Larry King Live talks to the Dead
During a short visit to Texas, my wife Hazel and I caught a session of Larry King Live, on which ‘psychics’ battled skeptics. It was clear from the outset the production was heavily biased towards the psychics. Three of them were in the studio with King, shoulder to shoulder. The two skeptics were on video feed, separately.
Let me declare here I’ve never liked King’s style. This episode confirmed my suspicion he is the master of the non-searching question.
The psychics tumbled over themselves to claim they were providing a service, giving closure to the bereaved and that because so many people used their services, they must be legitimate. They (literally) shouted their honesty and sincerity over and over.
One of the skeptics was professor of ethics at a major university. The other was a rabbi whose specialty was sociology. Their air time was probably less than 10 per cent of the programme, and they were often on split-screen, with one of the psychics being a distraction or simply talking over them. The only time King called for order was so the show could break for commercials.
One psychic, a woman named Brown, had been challenged by James Randi to undergo his test for a million dollars. Her response was to claim he hadn’t the money. Randi sent her a certified copy of the bank account by courier, but she refused to accept delivery. The professor managed to get this information on screen and the bank statement was shown on camera, proving it stood at over one million dollars. Brown was asked if she would now take the test and said, “No, it’s a lose/lose situation.” King didn’t ask her why, the other rascals raised a hullaballoo and the subject was dropped.
The middle miscreant, sporting a beard, tried to convince viewers he was invaluable to police forces around the country because he had cracked case after case. When asked to name a few, he claimed they were all too sensitive to mention. Again, King didn’t follow up. Fortunately, our professor managed to put it on the record that no police force has ever acknowledged the assistance of any clairvoyant, and made the point that psychics have been known to interfere in cases by employing private detectives to find information they can then present as their own brain-storming.
Then came a phone-in session. The first call asked the bearded rogue to find a missing family member. He simply said, “stay on the line and we’ll talk after the show.” The rabbi said bluntly this was a job for the police. The next caller asked if a late uncle liked the new colour of his house’s hallway. “Oh yes, the psychic replied, “he is very happy with the colour you have chosen.” She was not asked what the colour was. The rabbi commented, “With all this power at your disposal, you waste it on the colour of a house hallway?”
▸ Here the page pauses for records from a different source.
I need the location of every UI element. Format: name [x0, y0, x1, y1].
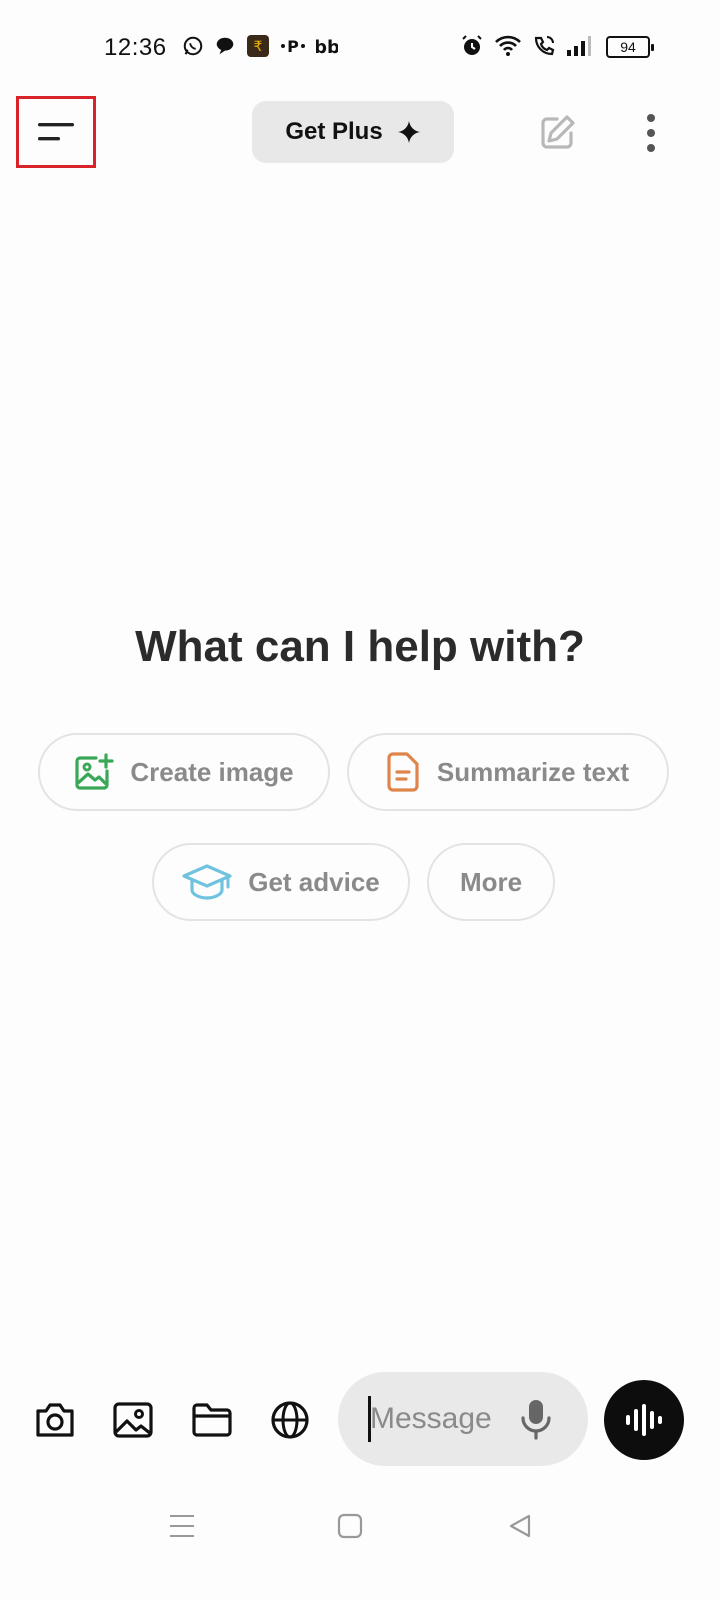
document-icon	[387, 752, 419, 792]
suggestion-label: Summarize text	[436, 756, 630, 787]
menu-button[interactable]	[16, 96, 96, 168]
voice-mode-button[interactable]	[604, 1380, 684, 1460]
hamburger-menu-icon	[38, 123, 74, 141]
chat-bubble-icon	[216, 37, 234, 55]
whatsapp-icon	[183, 36, 203, 56]
text-caret	[368, 1396, 371, 1442]
status-time: 12:36	[104, 34, 167, 61]
get-plus-label: Get Plus	[285, 118, 383, 145]
page-title: What can I help with?	[135, 622, 585, 671]
graduation-cap-icon	[182, 864, 232, 900]
signal-icon	[567, 36, 591, 56]
new-chat-button[interactable]	[536, 112, 578, 154]
photo-icon	[113, 1402, 153, 1438]
more-options-button[interactable]	[636, 110, 666, 156]
nav-home-button[interactable]	[330, 1506, 370, 1546]
home-square-icon	[337, 1513, 363, 1539]
web-search-button[interactable]	[268, 1398, 312, 1442]
get-plus-button[interactable]: Get Plus	[252, 101, 454, 163]
camera-icon	[36, 1403, 74, 1437]
message-input[interactable]	[370, 1394, 500, 1444]
wifi-icon	[495, 35, 521, 56]
suggestion-get-advice[interactable]: Get advice	[152, 843, 410, 921]
wifi-call-icon	[534, 36, 555, 56]
nav-recents-button[interactable]	[162, 1506, 202, 1546]
svg-text:P: P	[287, 37, 299, 56]
suggestion-label: More	[459, 866, 523, 897]
folder-icon	[192, 1403, 232, 1437]
status-bar: 12:36 ₹ P bb 94	[0, 0, 720, 90]
files-button[interactable]	[190, 1398, 234, 1442]
system-icons	[460, 34, 592, 58]
nav-back-button[interactable]	[500, 1506, 540, 1546]
battery-indicator: 94	[606, 36, 654, 58]
vertical-dots-icon	[647, 114, 655, 152]
edit-pencil-icon	[541, 115, 575, 149]
dictation-button[interactable]	[516, 1396, 556, 1442]
suggestion-more[interactable]: More	[427, 843, 555, 921]
image-add-icon	[75, 753, 114, 790]
bb-app-icon: bb	[316, 37, 338, 57]
notification-icons: ₹ P bb	[182, 34, 338, 58]
microphone-icon	[521, 1400, 551, 1440]
photos-button[interactable]	[111, 1398, 155, 1442]
voice-waveform-icon	[626, 1404, 662, 1436]
suggestion-label: Create image	[130, 756, 294, 787]
suggestion-create-image[interactable]: Create image	[38, 733, 330, 811]
payment-app-icon: P	[281, 37, 305, 56]
globe-icon	[271, 1401, 309, 1439]
back-triangle-icon	[509, 1514, 531, 1538]
svg-text:bb: bb	[316, 37, 338, 57]
suggestion-label: Get advice	[248, 866, 380, 897]
message-composer	[338, 1372, 588, 1466]
suggestion-summarize-text[interactable]: Summarize text	[347, 733, 669, 811]
recents-lines-icon	[170, 1515, 194, 1537]
app-badge-icon: ₹	[247, 35, 269, 57]
alarm-icon	[462, 35, 482, 55]
camera-button[interactable]	[33, 1398, 77, 1442]
svg-text:₹: ₹	[254, 39, 263, 55]
sparkle-icon	[397, 121, 420, 143]
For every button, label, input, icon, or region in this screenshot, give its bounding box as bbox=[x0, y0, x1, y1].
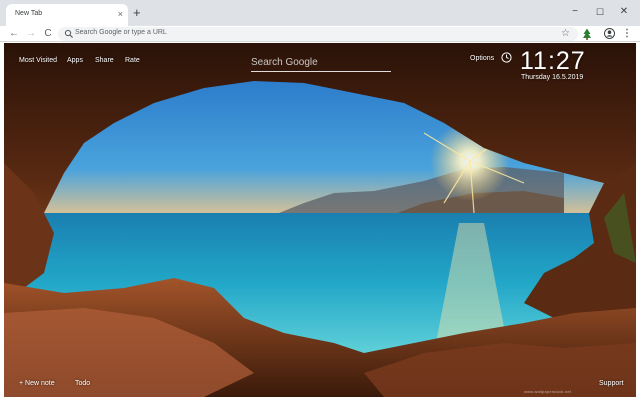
new-tab-page: Most Visited Apps Share Rate Options 11:… bbox=[4, 43, 636, 397]
options-link[interactable]: Options bbox=[470, 55, 494, 62]
tab-strip: New Tab × + − ☐ ✕ bbox=[0, 0, 640, 26]
minimize-button[interactable]: − bbox=[563, 3, 587, 21]
menu-kebab-icon[interactable]: ⋮ bbox=[622, 27, 632, 41]
tab-title: New Tab bbox=[15, 10, 43, 17]
tab-close-icon[interactable]: × bbox=[118, 8, 123, 20]
forward-button[interactable]: → bbox=[24, 26, 38, 42]
clock-time: 11:27 bbox=[520, 47, 586, 75]
address-bar[interactable]: Search Google or type a URL bbox=[58, 27, 578, 41]
reload-button[interactable]: C bbox=[41, 26, 55, 42]
close-window-button[interactable]: ✕ bbox=[612, 3, 636, 21]
most-visited-link[interactable]: Most Visited bbox=[19, 57, 57, 64]
cave-background-image bbox=[4, 43, 636, 397]
search-input[interactable] bbox=[251, 55, 391, 69]
new-note-button[interactable]: + New note bbox=[19, 380, 55, 387]
address-bar-placeholder: Search Google or type a URL bbox=[75, 29, 167, 36]
search-icon bbox=[64, 29, 74, 39]
tab-new-tab[interactable]: New Tab × bbox=[6, 4, 128, 26]
apps-link[interactable]: Apps bbox=[67, 57, 83, 64]
account-icon[interactable] bbox=[604, 28, 615, 39]
back-button[interactable]: ← bbox=[7, 26, 21, 42]
rate-link[interactable]: Rate bbox=[125, 57, 140, 64]
new-tab-button[interactable]: + bbox=[133, 5, 141, 21]
bookmark-star-icon[interactable]: ☆ bbox=[561, 26, 570, 42]
todo-button[interactable]: Todo bbox=[75, 380, 90, 387]
search-box bbox=[251, 52, 391, 72]
tree-icon[interactable] bbox=[582, 28, 592, 40]
maximize-button[interactable]: ☐ bbox=[588, 3, 612, 21]
support-link[interactable]: Support bbox=[599, 380, 624, 387]
watermark-text: www.wallpaperstock.net bbox=[524, 389, 572, 394]
browser-toolbar: ← → C Search Google or type a URL ☆ ⋮ bbox=[0, 26, 640, 42]
clock-date: Thursday 16.5.2019 bbox=[521, 74, 584, 81]
clock-icon[interactable] bbox=[501, 52, 512, 63]
share-link[interactable]: Share bbox=[95, 57, 114, 64]
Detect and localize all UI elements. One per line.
The same psychic then offered to provide the name of the person of concern to the next caller. I turned to Hazel and said, “If it’s a man, he’s John, if a woman she’s Margaret.”
Sure enough, she saw a letter M amongst others and the caller made an encouraging sound. “M, A?” Yes. “M, A, R?” Yes. “It’s either Mary or Margaret?” Margaret, said the caller. Blonde smiled at the camera and the whole show faded out, on a classic cold-reading.
On another topic (or is it?), in NZ Skeptic 78, a letter of mine was one of only three published in the Forum. Each of the other two was written by a Howard. (Gasp, it’s almost happened again! -ed.) When Hazel and I met, her name was Howard. Three out of three. What are the odds? Spooky, don’t you think?
Lily the Pink
In the latest issue of the Skeptic journal, the Snake Oil article refers to a Lydia Pankhouse. This is incorrect. The lady’s name was Pinkham. A full song about the lady can be found at www.thebards.net/music/lyrics
Bernard Howard asks if readers can visualize a US quart.
A US gallon is defined as 231 cubic inches, in other words, the volume of a cuboid-or box-measuring 11 by 7 by 3 inches. So a US quart or quarter gallon is the volume of a box measuring 5.5 by 3.5 by 3 inches. This already sounds like something of the same order as the familiar litre carton, and turns out to be about 10 per cent short of a litre.
Bernard Howard replies:
Thanks for your email. I am strongly against any attempt to visualise US quarts. The sooner they join bushels, rods, poles and perches in well deserved oblivion, the better. I knew a man once who liked to convert all speeds, whatever the units used, into furlongs per fortnight.
Why 231 cu in? At least the Imperial gallon was defined as the volume of ten pounds of water, which has a semblance of logic to it.